El gerente del Área de Estadística y Criminología Aplicada (AECA) del Ministerio del Interior, Diego Sanjurjo, dijo que "Uruguay no es un país seguro por más que bajen los delitos", tras conocerse el último recuento de la cartera.
La cartera presentó las cifras de delitos entre enero y junio de 2026, que registraron bajas en rapiñas, hurtos y robo de vehículos. Pero a su vez, los homicidios crecieron 6,6% respecto a igual período de 2025.
El técnico en seguridad afirmó que "es poco probable que la gente se sienta segura simplemente porque la estadística te dice que bajaron". Sin embargo, remarcó que Uruguay continúa teniendo "diferencias cualitativas con muchos países de la región en cuanto a los tipos de delitos que sufren los ciudadanos".
"En muchos países de la región, cada vez más, delitos como el secuestro y la extorsión se han vuelto moneda común", añadió Sanjurjo entrevistado en el programa Todo un tema del streaming de El Observador.
Mientras los homicidios aumentaron, los principales delitos contra la propiedad volvieron a mostrar una tendencia descendente.
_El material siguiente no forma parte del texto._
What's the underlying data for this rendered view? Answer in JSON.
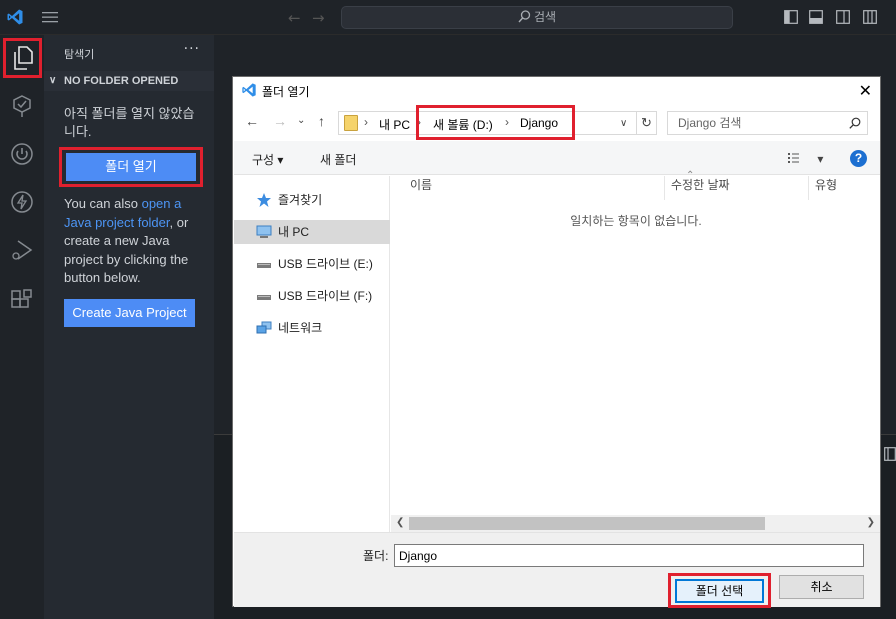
{
  "titlebar": {
    "logo_icon": "vscode-logo-icon",
    "menu_icon": "hamburger-menu-icon",
    "back_icon": "arrow-left-icon",
    "forward_icon": "arrow-right-icon",
    "search_label": "검색",
    "layout_icons": [
      "layout-sidebar-left-icon",
      "layout-panel-icon",
      "layout-sidebar-right-icon",
      "customize-layout-icon"
    ]
  },
  "activitybar": {
    "items": [
      "explorer-icon",
      "testing-icon",
      "power-icon",
      "lightning-icon",
      "run-debug-icon",
      "extensions-icon"
    ]
  },
  "sidebar": {
    "title": "탐색기",
    "more": "···",
    "section": "NO FOLDER OPENED",
    "message": "아직 폴더를 열지 않았습니다.",
    "open_folder_button": "폴더 열기",
    "hint_prefix": "You can also ",
    "hint_link": "open a Java project folder",
    "hint_suffix": ", or create a new Java project by clicking the button below.",
    "create_java_button": "Create Java Project"
  },
  "dialog": {
    "title": "폴더 열기",
    "close": "✕",
    "back": "←",
    "forward": "→",
    "recent": "⌄",
    "up": "↑",
    "address": {
      "parts": [
        "내 PC",
        "새 볼륨 (D:)",
        "Django"
      ]
    },
    "refresh": "↻",
    "search_placeholder": "Django 검색",
    "toolbar": {
      "organize": "구성 ▾",
      "new_folder": "새 폴더",
      "view": "▾",
      "help": "?"
    },
    "nav_items": [
      {
        "label": "즐겨찾기",
        "icon": "star-icon"
      },
      {
        "label": "내 PC",
        "icon": "computer-icon"
      },
      {
        "label": "USB 드라이브 (E:)",
        "icon": "usb-drive-icon"
      },
      {
        "label": "USB 드라이브 (F:)",
        "icon": "usb-drive-icon"
      },
      {
        "label": "네트워크",
        "icon": "network-icon"
      }
    ],
    "columns": [
      "이름",
      "수정한 날짜",
      "유형"
    ],
    "empty_message": "일치하는 항목이 없습니다.",
    "folder_label": "폴더:",
    "folder_value": "Django",
    "select_button": "폴더 선택",
    "cancel_button": "취소"
  },
  "colors": {
    "accent_blue": "#4d8cf5",
    "highlight_red": "#e0202e",
    "dialog_primary": "#0078d7"
  }
}
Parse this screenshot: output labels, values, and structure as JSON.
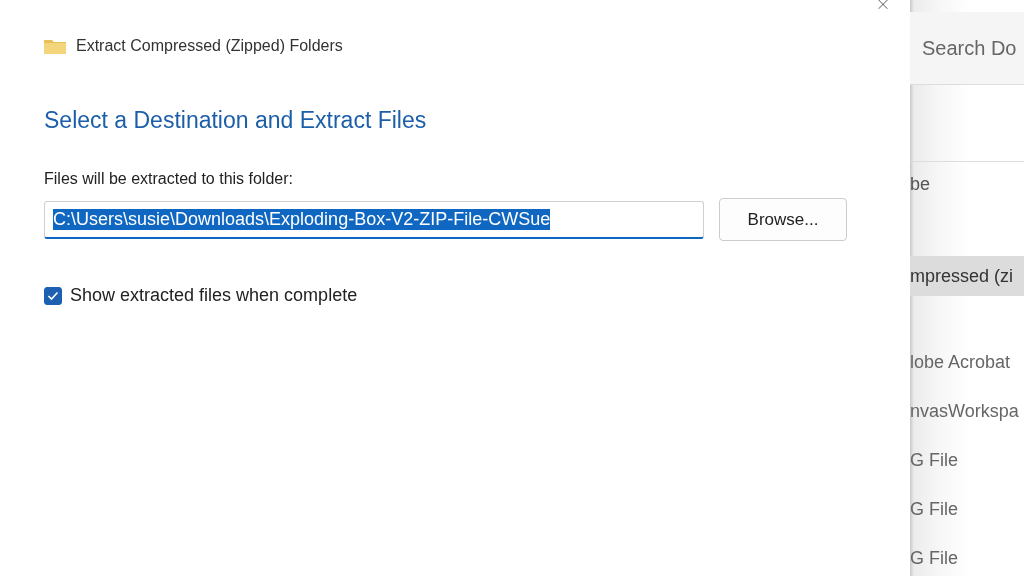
{
  "window": {
    "title": "Extract Compressed (Zipped) Folders"
  },
  "heading": "Select a Destination and Extract Files",
  "destination": {
    "label": "Files will be extracted to this folder:",
    "value": "C:\\Users\\susie\\Downloads\\Exploding-Box-V2-ZIP-File-CWSue",
    "selected": true
  },
  "browse_button": "Browse...",
  "show_files": {
    "label": "Show extracted files when complete",
    "checked": true
  },
  "background_window": {
    "search": {
      "placeholder": "Search Do"
    },
    "items": [
      {
        "label": "be",
        "selected": false
      },
      {
        "label": "mpressed (zi",
        "selected": true
      },
      {
        "label": "lobe Acrobat",
        "selected": false
      },
      {
        "label": "nvasWorkspa",
        "selected": false
      },
      {
        "label": "G File",
        "selected": false
      },
      {
        "label": "G File",
        "selected": false
      },
      {
        "label": "G File",
        "selected": false
      }
    ]
  }
}
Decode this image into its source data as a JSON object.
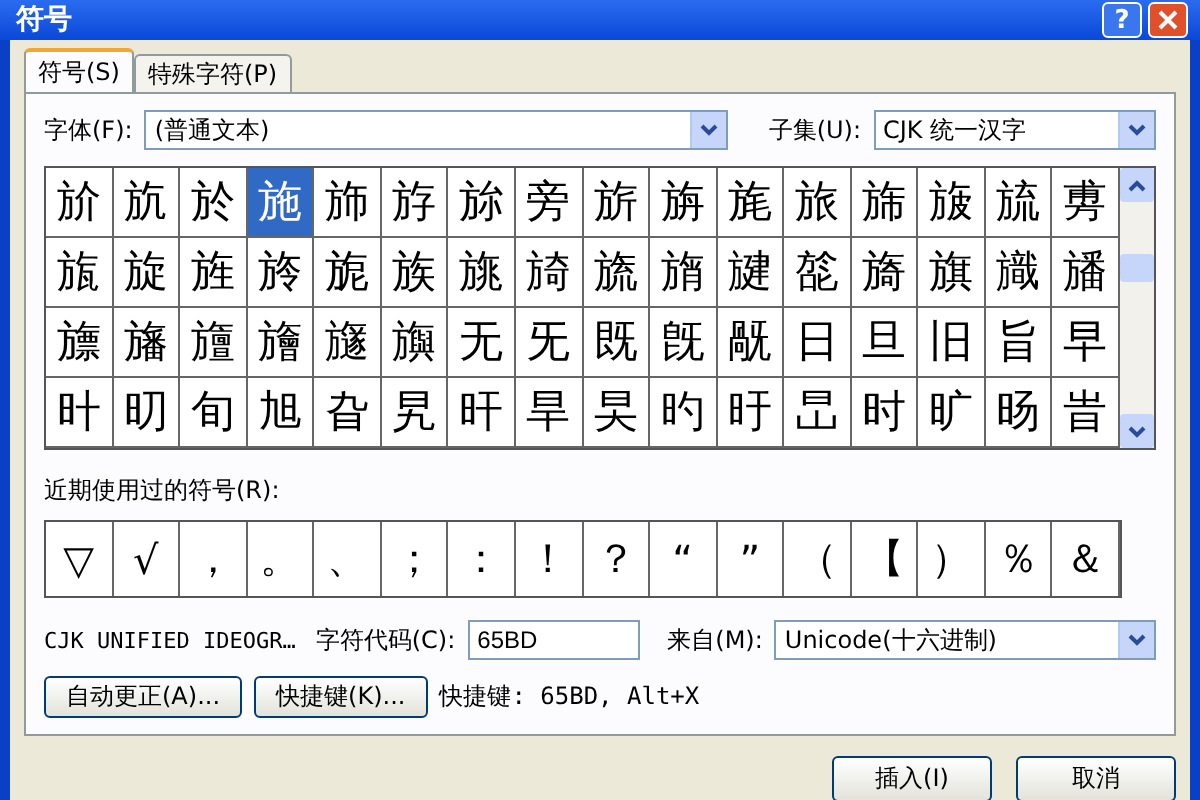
{
  "window": {
    "title": "符号",
    "help": "?"
  },
  "tabs": [
    {
      "label": "符号(S)",
      "selected": true
    },
    {
      "label": "特殊字符(P)",
      "selected": false
    }
  ],
  "font_field": {
    "label": "字体(F):",
    "value": "(普通文本)"
  },
  "subset_field": {
    "label": "子集(U):",
    "value": "CJK 统一汉字"
  },
  "symbol_grid": [
    {
      "cells": [
        {
          "char": "斺",
          "selected": false
        },
        {
          "char": "斻",
          "selected": false
        },
        {
          "char": "於",
          "selected": false
        },
        {
          "char": "施",
          "selected": true
        },
        {
          "char": "斾",
          "selected": false
        },
        {
          "char": "斿",
          "selected": false
        },
        {
          "char": "旀",
          "selected": false
        },
        {
          "char": "旁",
          "selected": false
        },
        {
          "char": "旂",
          "selected": false
        },
        {
          "char": "旃",
          "selected": false
        },
        {
          "char": "旄",
          "selected": false
        },
        {
          "char": "旅",
          "selected": false
        },
        {
          "char": "旆",
          "selected": false
        },
        {
          "char": "旇",
          "selected": false
        },
        {
          "char": "旈",
          "selected": false
        },
        {
          "char": "旉",
          "selected": false
        }
      ]
    },
    {
      "cells": [
        {
          "char": "旊",
          "selected": false
        },
        {
          "char": "旋",
          "selected": false
        },
        {
          "char": "旌",
          "selected": false
        },
        {
          "char": "旍",
          "selected": false
        },
        {
          "char": "旎",
          "selected": false
        },
        {
          "char": "族",
          "selected": false
        },
        {
          "char": "旐",
          "selected": false
        },
        {
          "char": "旑",
          "selected": false
        },
        {
          "char": "旒",
          "selected": false
        },
        {
          "char": "旓",
          "selected": false
        },
        {
          "char": "旔",
          "selected": false
        },
        {
          "char": "旕",
          "selected": false
        },
        {
          "char": "旖",
          "selected": false
        },
        {
          "char": "旗",
          "selected": false
        },
        {
          "char": "旘",
          "selected": false
        },
        {
          "char": "旙",
          "selected": false
        }
      ]
    },
    {
      "cells": [
        {
          "char": "旚",
          "selected": false
        },
        {
          "char": "旛",
          "selected": false
        },
        {
          "char": "旜",
          "selected": false
        },
        {
          "char": "旝",
          "selected": false
        },
        {
          "char": "旞",
          "selected": false
        },
        {
          "char": "旟",
          "selected": false
        },
        {
          "char": "无",
          "selected": false
        },
        {
          "char": "旡",
          "selected": false
        },
        {
          "char": "既",
          "selected": false
        },
        {
          "char": "旣",
          "selected": false
        },
        {
          "char": "旤",
          "selected": false
        },
        {
          "char": "日",
          "selected": false
        },
        {
          "char": "旦",
          "selected": false
        },
        {
          "char": "旧",
          "selected": false
        },
        {
          "char": "旨",
          "selected": false
        },
        {
          "char": "早",
          "selected": false
        }
      ]
    },
    {
      "cells": [
        {
          "char": "旪",
          "selected": false
        },
        {
          "char": "旫",
          "selected": false
        },
        {
          "char": "旬",
          "selected": false
        },
        {
          "char": "旭",
          "selected": false
        },
        {
          "char": "旮",
          "selected": false
        },
        {
          "char": "旯",
          "selected": false
        },
        {
          "char": "旰",
          "selected": false
        },
        {
          "char": "旱",
          "selected": false
        },
        {
          "char": "旲",
          "selected": false
        },
        {
          "char": "旳",
          "selected": false
        },
        {
          "char": "旴",
          "selected": false
        },
        {
          "char": "旵",
          "selected": false
        },
        {
          "char": "时",
          "selected": false
        },
        {
          "char": "旷",
          "selected": false
        },
        {
          "char": "旸",
          "selected": false
        },
        {
          "char": "旹",
          "selected": false
        }
      ]
    }
  ],
  "recent_label": "近期使用过的符号(R):",
  "recent_symbols": [
    "▽",
    "√",
    "，",
    "。",
    "、",
    "；",
    "：",
    "！",
    "？",
    "“",
    "”",
    "（",
    "【",
    "）",
    "％",
    "＆"
  ],
  "char_name": "CJK UNIFIED IDEOGR…",
  "code_field": {
    "label": "字符代码(C):",
    "value": "65BD"
  },
  "from_field": {
    "label": "来自(M):",
    "value": "Unicode(十六进制)"
  },
  "option_buttons": [
    "自动更正(A)...",
    "快捷键(K)..."
  ],
  "shortcut_text": "快捷键: 65BD, Alt+X",
  "footer_buttons": [
    "插入(I)",
    "取消"
  ]
}
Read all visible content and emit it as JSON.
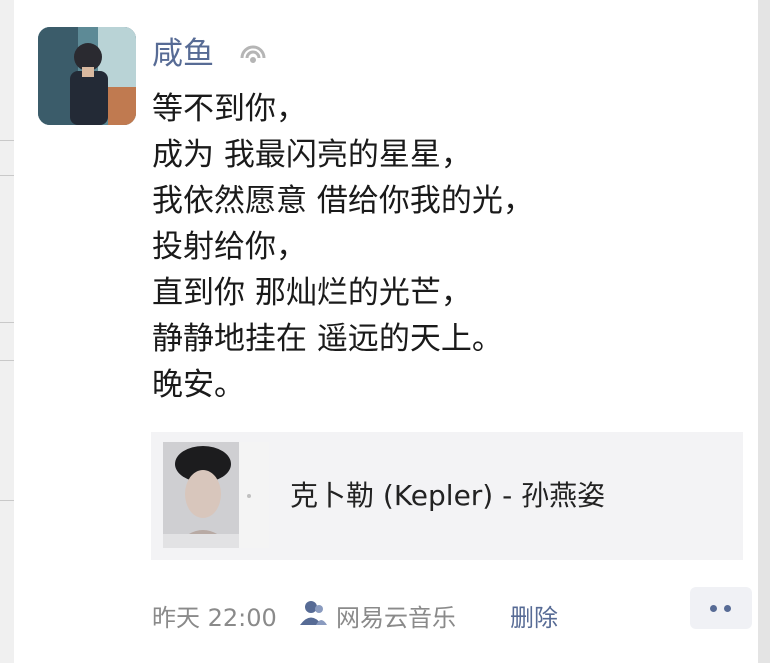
{
  "post": {
    "author": "咸鱼",
    "lines": [
      "等不到你，",
      "成为 我最闪亮的星星，",
      "我依然愿意 借给你我的光，",
      "投射给你，",
      "直到你 那灿烂的光芒，",
      "静静地挂在 遥远的天上。",
      "晚安。"
    ],
    "share": {
      "title": "克卜勒 (Kepler) - 孙燕姿"
    },
    "footer": {
      "time": "昨天 22:00",
      "source": "网易云音乐",
      "delete_label": "删除"
    }
  },
  "colors": {
    "link": "#576b95",
    "meta": "#8a8a8a",
    "share_bg": "#f3f3f5"
  },
  "icons": {
    "verify": "signal-waves-icon",
    "visibility": "people-icon",
    "more": "more-dots-icon"
  }
}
Las rapiñas disminuyeron 4%, al pasar de 8.087 a 7.762 casos. Los hurtos registraron una baja aún mayor, de 7,5%, al descender de 53.154 a 49.187 denuncias. También cayeron los vehículos hurtados, que pasaron de 6.943 a 6.370, una reducción de 8,3%. Los abigeatos disminuyeron 20,1%, mientras que los daños retrocedieron 7,1% y las extorsiones bajaron 12,5%.
"Tomando en cuenta que la mayoría de los indicadores baja, uno no puede simplemente concluir que es un mal semestre porque aumentan un poco los homicidios. Creo que es una buena noticia que el total de las denuncias baja", agregó el gerente del Ministerio del Interior.
"A diferencia de lo que tuvimos en semestres anteriores tenemos dos indicadores como son los homicidios y los heridos por arma de fuego que aumentan levemente. Eso nos parece muy preocupante", dijo Sanjurjo y definió la situación como "una luz amarilla importante".
Según el especialista, "tenemos la idea que la mayoría de estos homicidios son guerras entre bandas", pero esto "es equivocado". "Hay guerra entre bandas, por supuesto, pero gran parte de estos homicidios tiene que ver con el mercado ilegal de drogas. Hay simplemente usuarios que le deben dinero a otros, personas que de alguna forma están ligadas ese mercado ilegal pero que no son delincuentes profesionales", aseguró Sanjurjo.